By mid summer one of our “Great Aunt’s” health began to decline.  She could no longer live alone and entered a health care facility.  She very much wanted to move in with us as soon as possible.  There was no question in our minds. Yes, of course, we would be honored to care for her.  In an attempt to make a wise decision, we tried to take all things into consideration.

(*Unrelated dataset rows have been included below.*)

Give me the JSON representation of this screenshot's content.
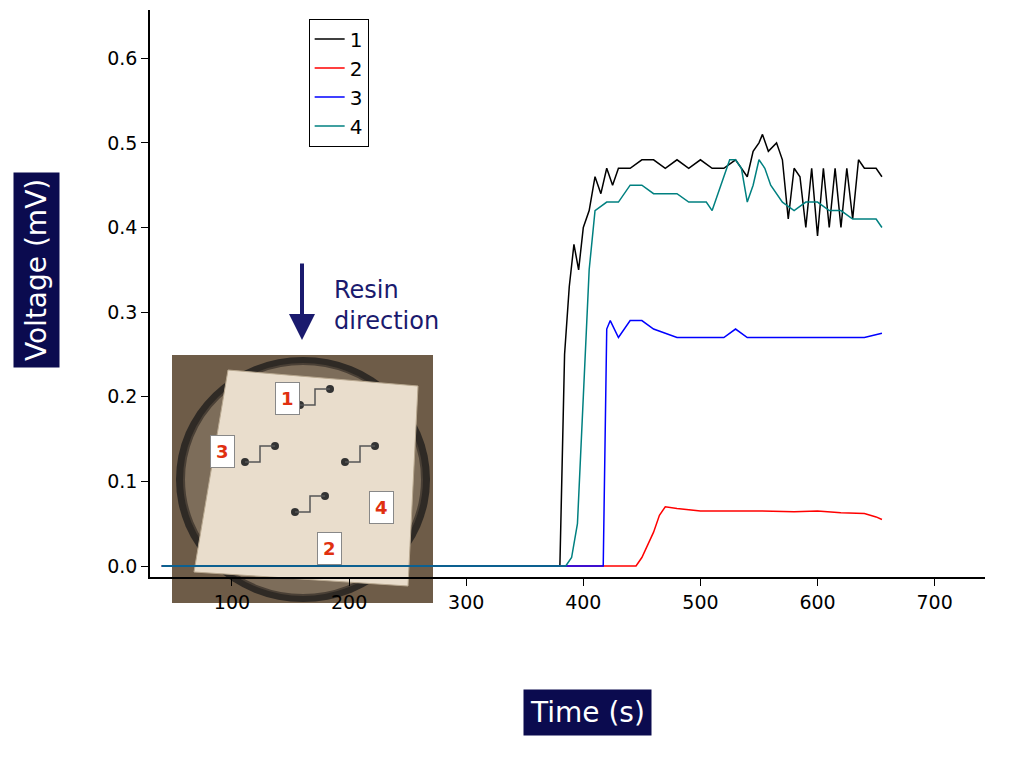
{
  "chart_data": {
    "type": "line",
    "xlabel": "Time (s)",
    "ylabel": "Voltage (mV)",
    "xlim": [
      30,
      743
    ],
    "ylim": [
      -0.013,
      0.657
    ],
    "xticks": [
      100,
      200,
      300,
      400,
      500,
      600,
      700
    ],
    "yticks": [
      {
        "value": 0,
        "label": "0.0"
      },
      0.1,
      0.2,
      0.3,
      0.4,
      0.5,
      0.6
    ],
    "grid": false,
    "legend": "top-left",
    "annotations": [
      "Resin direction",
      "1",
      "2",
      "3",
      "4"
    ],
    "series": [
      {
        "name": "1",
        "color": "#000000",
        "x": [
          40,
          100,
          200,
          300,
          380,
          384,
          388,
          392,
          396,
          400,
          405,
          410,
          415,
          420,
          425,
          430,
          440,
          450,
          460,
          470,
          480,
          490,
          500,
          510,
          520,
          530,
          540,
          545,
          550,
          553,
          558,
          565,
          570,
          575,
          580,
          585,
          590,
          595,
          600,
          605,
          610,
          615,
          620,
          625,
          630,
          635,
          640,
          650,
          655
        ],
        "values": [
          0,
          0,
          0,
          0,
          0,
          0.25,
          0.33,
          0.38,
          0.35,
          0.4,
          0.42,
          0.46,
          0.44,
          0.47,
          0.45,
          0.47,
          0.47,
          0.48,
          0.48,
          0.47,
          0.48,
          0.47,
          0.48,
          0.47,
          0.47,
          0.48,
          0.46,
          0.49,
          0.5,
          0.51,
          0.49,
          0.5,
          0.48,
          0.41,
          0.47,
          0.46,
          0.4,
          0.47,
          0.39,
          0.47,
          0.4,
          0.47,
          0.4,
          0.47,
          0.41,
          0.48,
          0.47,
          0.47,
          0.46
        ]
      },
      {
        "name": "2",
        "color": "#ff0000",
        "x": [
          40,
          100,
          200,
          300,
          400,
          445,
          450,
          460,
          465,
          470,
          480,
          500,
          520,
          550,
          580,
          600,
          620,
          640,
          650,
          655
        ],
        "values": [
          0,
          0,
          0,
          0,
          0,
          0,
          0.01,
          0.04,
          0.06,
          0.07,
          0.068,
          0.065,
          0.065,
          0.065,
          0.064,
          0.065,
          0.063,
          0.062,
          0.058,
          0.055
        ]
      },
      {
        "name": "3",
        "color": "#0000ff",
        "x": [
          40,
          100,
          200,
          300,
          400,
          417,
          420,
          423,
          430,
          440,
          450,
          460,
          480,
          500,
          520,
          530,
          540,
          560,
          580,
          600,
          620,
          640,
          655
        ],
        "values": [
          0,
          0,
          0,
          0,
          0,
          0,
          0.28,
          0.29,
          0.27,
          0.29,
          0.29,
          0.28,
          0.27,
          0.27,
          0.27,
          0.28,
          0.27,
          0.27,
          0.27,
          0.27,
          0.27,
          0.27,
          0.275
        ]
      },
      {
        "name": "4",
        "color": "#008080",
        "x": [
          40,
          100,
          200,
          300,
          385,
          390,
          395,
          400,
          405,
          410,
          420,
          430,
          440,
          450,
          460,
          470,
          480,
          490,
          500,
          505,
          510,
          515,
          520,
          525,
          530,
          535,
          540,
          545,
          550,
          555,
          560,
          570,
          580,
          590,
          600,
          610,
          620,
          630,
          640,
          650,
          655
        ],
        "values": [
          0,
          0,
          0,
          0,
          0,
          0.01,
          0.05,
          0.2,
          0.35,
          0.42,
          0.43,
          0.43,
          0.45,
          0.45,
          0.44,
          0.44,
          0.44,
          0.43,
          0.43,
          0.43,
          0.42,
          0.44,
          0.46,
          0.48,
          0.48,
          0.47,
          0.43,
          0.45,
          0.48,
          0.47,
          0.45,
          0.43,
          0.42,
          0.43,
          0.43,
          0.42,
          0.42,
          0.41,
          0.41,
          0.41,
          0.4
        ]
      }
    ]
  }
}
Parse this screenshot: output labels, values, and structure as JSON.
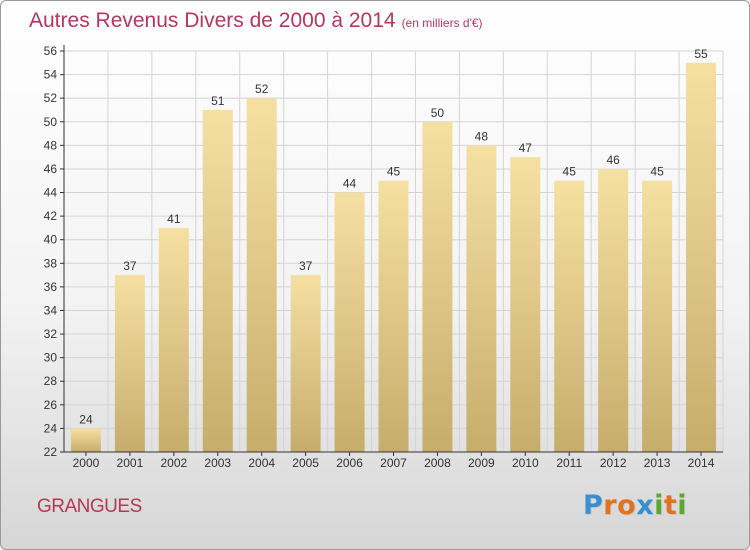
{
  "header": {
    "title": "Autres Revenus Divers de 2000 à 2014",
    "unit": "(en milliers d'€)"
  },
  "footer": {
    "town": "GRANGUES",
    "logo_text": "Proxiti",
    "logo_colors": [
      "#3a8fd1",
      "#e0731b",
      "#e0731b",
      "#3a8fd1",
      "#5aa832",
      "#e0731b",
      "#5aa832"
    ]
  },
  "colors": {
    "title": "#b8365c",
    "bar_light": "#f5e0a2",
    "bar_dark": "#c7ad6c",
    "grid": "#d4d4d4",
    "axis": "#333333"
  },
  "chart_data": {
    "type": "bar",
    "title": "Autres Revenus Divers de 2000 à 2014",
    "ylabel": "",
    "xlabel": "",
    "categories": [
      "2000",
      "2001",
      "2002",
      "2003",
      "2004",
      "2005",
      "2006",
      "2007",
      "2008",
      "2009",
      "2010",
      "2011",
      "2012",
      "2013",
      "2014"
    ],
    "values": [
      24,
      37,
      41,
      51,
      52,
      37,
      44,
      45,
      50,
      48,
      47,
      45,
      46,
      45,
      55
    ],
    "ylim": [
      22,
      56
    ],
    "ytick_step": 2,
    "grid": true,
    "data_labels": true
  }
}
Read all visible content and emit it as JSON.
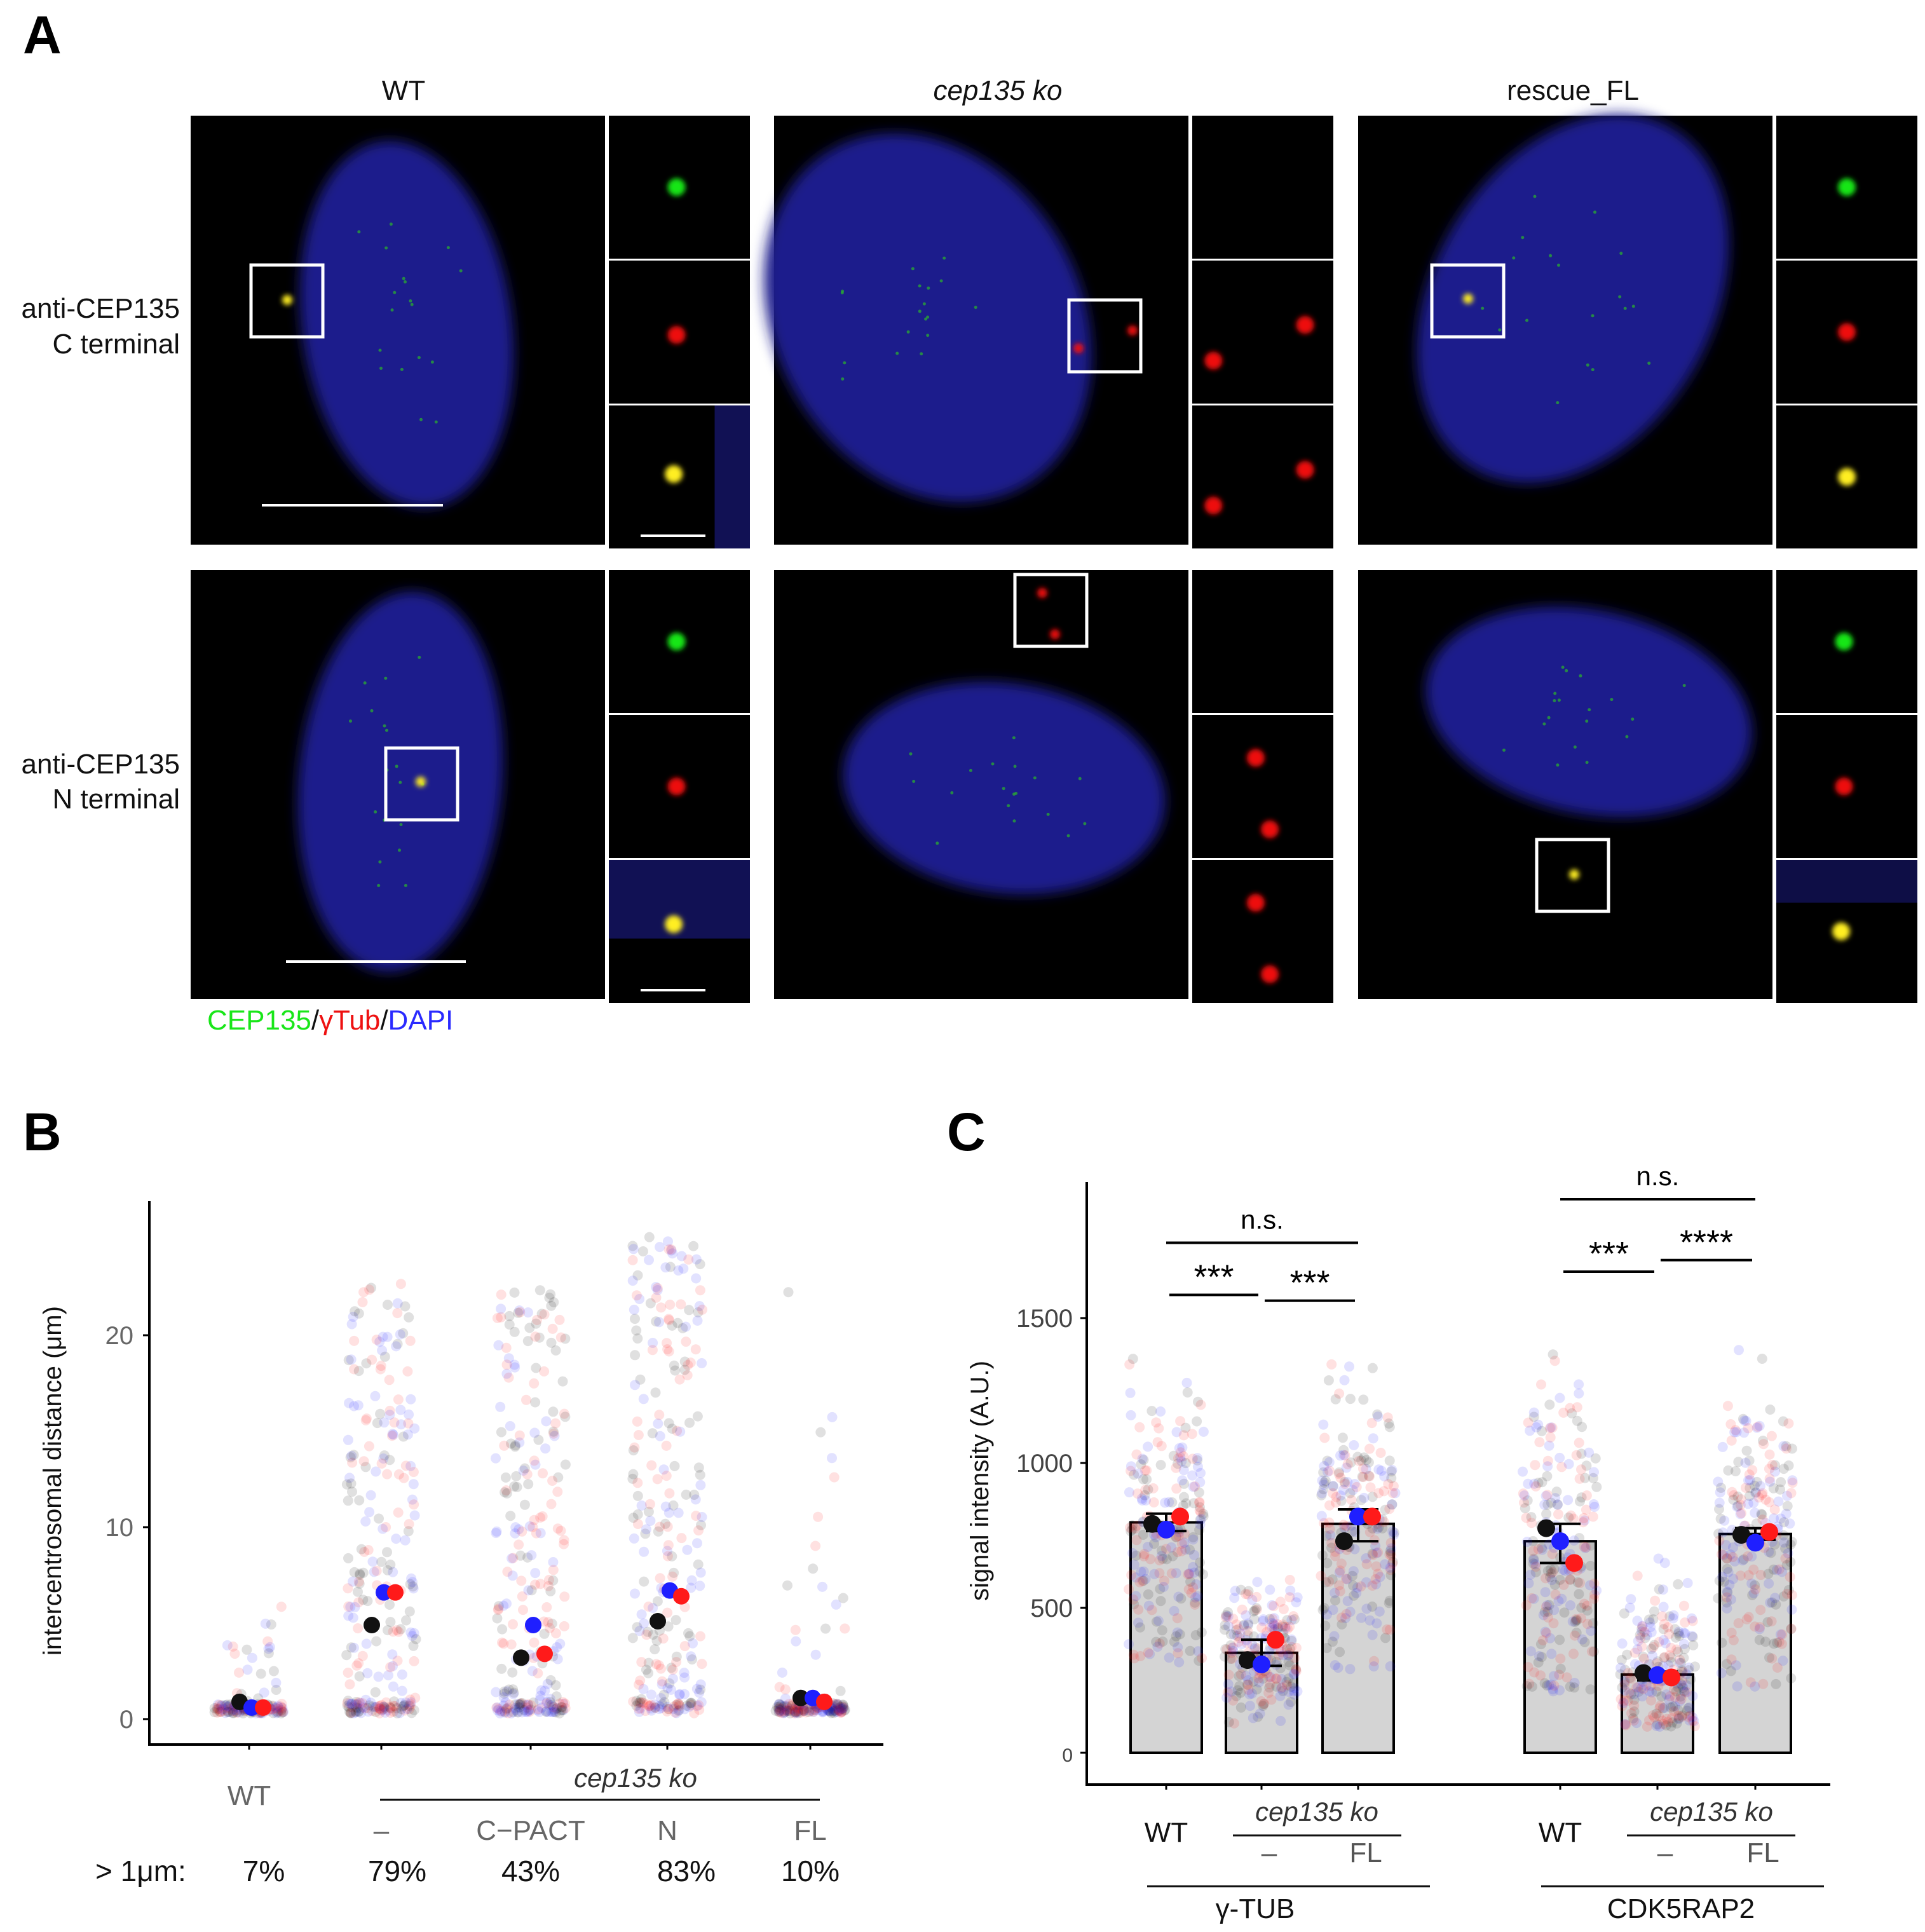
{
  "panel_labels": [
    "A",
    "B",
    "C"
  ],
  "panel_a": {
    "columns": [
      "WT",
      "cep135 ko",
      "rescue_FL"
    ],
    "rows": [
      {
        "line1": "anti-CEP135",
        "line2": "C terminal"
      },
      {
        "line1": "anti-CEP135",
        "line2": "N terminal"
      }
    ],
    "legend": {
      "cep135": "CEP135",
      "sep1": "/",
      "gtub": "γTub",
      "sep2": "/",
      "dapi": "DAPI"
    },
    "colors": {
      "cep135": "#19e619",
      "gtub": "#ee1111",
      "dapi": "#2a2aff",
      "nucleus": "#1c1c8c"
    }
  },
  "chart_data": [
    {
      "type": "scatter",
      "ylabel": "intercentrosomal distance (μm)",
      "yticks": [
        0,
        10,
        20
      ],
      "ylim": [
        -1,
        27
      ],
      "categories": [
        "WT",
        "–",
        "C−PACT",
        "N",
        "FL"
      ],
      "group_label": "cep135 ko",
      "summary_label": "> 1μm:",
      "summary_values": [
        "7%",
        "79%",
        "43%",
        "83%",
        "10%"
      ],
      "replicate_colors": [
        "#111111",
        "#1f1fff",
        "#ff1a1a"
      ],
      "replicate_means": [
        [
          0.9,
          0.6,
          0.6
        ],
        [
          4.9,
          6.6,
          6.6
        ],
        [
          3.2,
          4.9,
          3.4
        ],
        [
          5.1,
          6.7,
          6.4
        ],
        [
          1.1,
          1.1,
          0.9
        ]
      ],
      "jitter_spread": [
        [
          0.3,
          6.4
        ],
        [
          0.3,
          22.8
        ],
        [
          0.3,
          22.6
        ],
        [
          0.3,
          25.4
        ],
        [
          0.3,
          22.4
        ]
      ]
    },
    {
      "type": "bar",
      "ylabel": "signal intensity (A.U.)",
      "yticks": [
        0,
        500,
        1000,
        1500
      ],
      "ylim": [
        -60,
        1980
      ],
      "categories": [
        "WT",
        "–",
        "FL",
        "WT",
        "–",
        "FL"
      ],
      "group_label": "cep135 ko",
      "markers": [
        "γ-TUB",
        "CDK5RAP2"
      ],
      "values": [
        795,
        345,
        790,
        730,
        270,
        755
      ],
      "errors": [
        [
          765,
          825
        ],
        [
          300,
          390
        ],
        [
          730,
          840
        ],
        [
          655,
          790
        ],
        [
          250,
          280
        ],
        [
          735,
          775
        ]
      ],
      "replicate_colors": [
        "#111111",
        "#1f1fff",
        "#ff1a1a"
      ],
      "replicate_means": [
        [
          790,
          770,
          815
        ],
        [
          320,
          305,
          390
        ],
        [
          730,
          815,
          815
        ],
        [
          775,
          730,
          655
        ],
        [
          275,
          268,
          260
        ],
        [
          752,
          725,
          762
        ]
      ],
      "jitter_spread": [
        [
          310,
          1650
        ],
        [
          100,
          720
        ],
        [
          280,
          1500
        ],
        [
          210,
          1760
        ],
        [
          90,
          860
        ],
        [
          200,
          1600
        ]
      ],
      "significance": [
        {
          "label": "n.s.",
          "from": 0,
          "to": 2,
          "level": 1760
        },
        {
          "label": "***",
          "from": 0,
          "to": 1,
          "level": 1580
        },
        {
          "label": "***",
          "from": 1,
          "to": 2,
          "level": 1560
        },
        {
          "label": "n.s.",
          "from": 3,
          "to": 5,
          "level": 1910
        },
        {
          "label": "***",
          "from": 3,
          "to": 4,
          "level": 1660
        },
        {
          "label": "****",
          "from": 4,
          "to": 5,
          "level": 1700
        }
      ]
    }
  ]
}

We weighed out the pros and cons.  Although the cons were apparent, our foremost desire was to care for her.  With the family’s support, we began to reorder our lives, again.

Our growing family of ten had already pushed the limits of our small house.  Either we would have to build an addition, or purchase a larger home.  Revisiting a place I had kept my eyes on over the last year, we found it not only for sale, but also vacant.  By Thanksgiving we had sold the “little” and we (and Great Aunt)  moved in to the “big.”

While we spent the morning moving in our own boxes, Mark picked up Great Aunt and all of her belongings.  By mid-afternoon, they had arrived.  As I considered her position, 8o some years old, never having had children of her own, twice uprooted in the last few months, and suddenly planted into an active large household, I knew it was essential to make her transition as easy as possible. More important than settling my own family, was to first get her settled. Working together, Great Aunt’s living room and bedroom began to take shape, filled with her own belongings.  She could not have been more thankful. We were pleased.

That day marked the beginning of “My Lessons in Grace With Great Aunt.”